I am not sure whether I understand your question. Is it about the overlap of straight and 3 of a kind? The following scheme might be helpful anyway.
$\begin{array}{cccccccc} \text{split-up} & & \text{full house} & \text{straight} & \text{3 of a kind} & \text{orders} & \text{selections}\\ 7 & & & & & 1 & 6 & 6\\ 6|1 & & & & & 7 & 30 & 210\\ 5|2 & & \text{yes} & & & 21 & 30 & 630\\ 5|1|1 & & & & & 42 & 60 & 2520\\ 4|3 & & \text{yes} & & & 35 & 30 & 1050\\ 4|2|1 & & \text{yes} & & & 105 & 120 & 12600\\ 4|1|1|1 & & & & & 210 & 60 & 12600\\ 3|3|1 & & \text{yes} & & & 140 & 60 & 8400\\ 3|2|2 & & \text{yes} & & & 210 & 60 & 12600\\ 3|2|1|1 & & \text{yes} & & & 420 & 180 & 75600\\ 3|1|1|1|1 & \text{consecutive} & & \text{yes} & \text{yes} & 840 & 10 & 8400\\ 3|1|1|1|1 & \text{not consecutive} & & & \text{yes} & 840 & 20 & 16800\\ 2|2|2|1 & & & & & 630 & 60 & 37800\\ 2|2|1|1|1 & \text{consecutive} & & \text{yes} & & 1260 & 20 & 25200\\ 2|2|1|1|1 & \text{not consecutive} & & & & 1260 & 40 & 50400\\ 2|1|1|1|1|1 & & & \text{yes} & & 2520 & 6 & 15120\\ \text{sum} & & & & & & & 279936\end{array}$
Giving the dice an order there are $6^{7}=279936$ possible outcomes.
To explain: split-up $4|2|1$ stands for the possibilities a number is thrown $4$ times, another number is thrown $2$ times and again another number is thrown $1$ time. For instance: $1211616$.
Then the numbers $1,2,6$ are selected but of course it can be done with other numbers. There are $6\times5\times4=120$ selections for split-up $4|2|1$.

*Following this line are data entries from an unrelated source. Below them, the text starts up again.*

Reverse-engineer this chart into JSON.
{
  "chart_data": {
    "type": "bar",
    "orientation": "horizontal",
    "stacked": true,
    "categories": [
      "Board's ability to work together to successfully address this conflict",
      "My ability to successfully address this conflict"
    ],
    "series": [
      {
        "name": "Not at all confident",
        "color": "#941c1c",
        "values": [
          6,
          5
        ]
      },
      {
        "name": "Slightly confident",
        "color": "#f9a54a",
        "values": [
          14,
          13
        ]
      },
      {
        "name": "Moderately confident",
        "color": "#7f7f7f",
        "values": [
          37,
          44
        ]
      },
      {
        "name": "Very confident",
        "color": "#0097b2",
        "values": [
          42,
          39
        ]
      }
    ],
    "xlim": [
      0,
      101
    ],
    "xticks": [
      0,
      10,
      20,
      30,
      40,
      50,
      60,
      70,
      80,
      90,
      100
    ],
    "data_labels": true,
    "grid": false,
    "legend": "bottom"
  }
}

Also there are several orders. Next to the mentioned $1211616$ we can have $6111261$ or $1621116$ et cetera. There are $\frac{7!}{4!2!1!}=105$ orders for split-up $4|2|1$.
The product gives you all possibilities for split-up $4|2|1$ and the probability that it occurs is $\frac{105\times120}{279936}=\frac{12600}{279936}$.
In two cases I discerned consecutive and not consecutive. For instance at result $4164423$ we are dealing with a split-up $3|1|1|1|1$ but the numbers are not consecutive (hence we do not have a straight, if I understood you well). At result $4564423$ we are also dealing with a split-up $3|1|1|1|1$ and at this result the numbers are consecutive (hence we have a straight).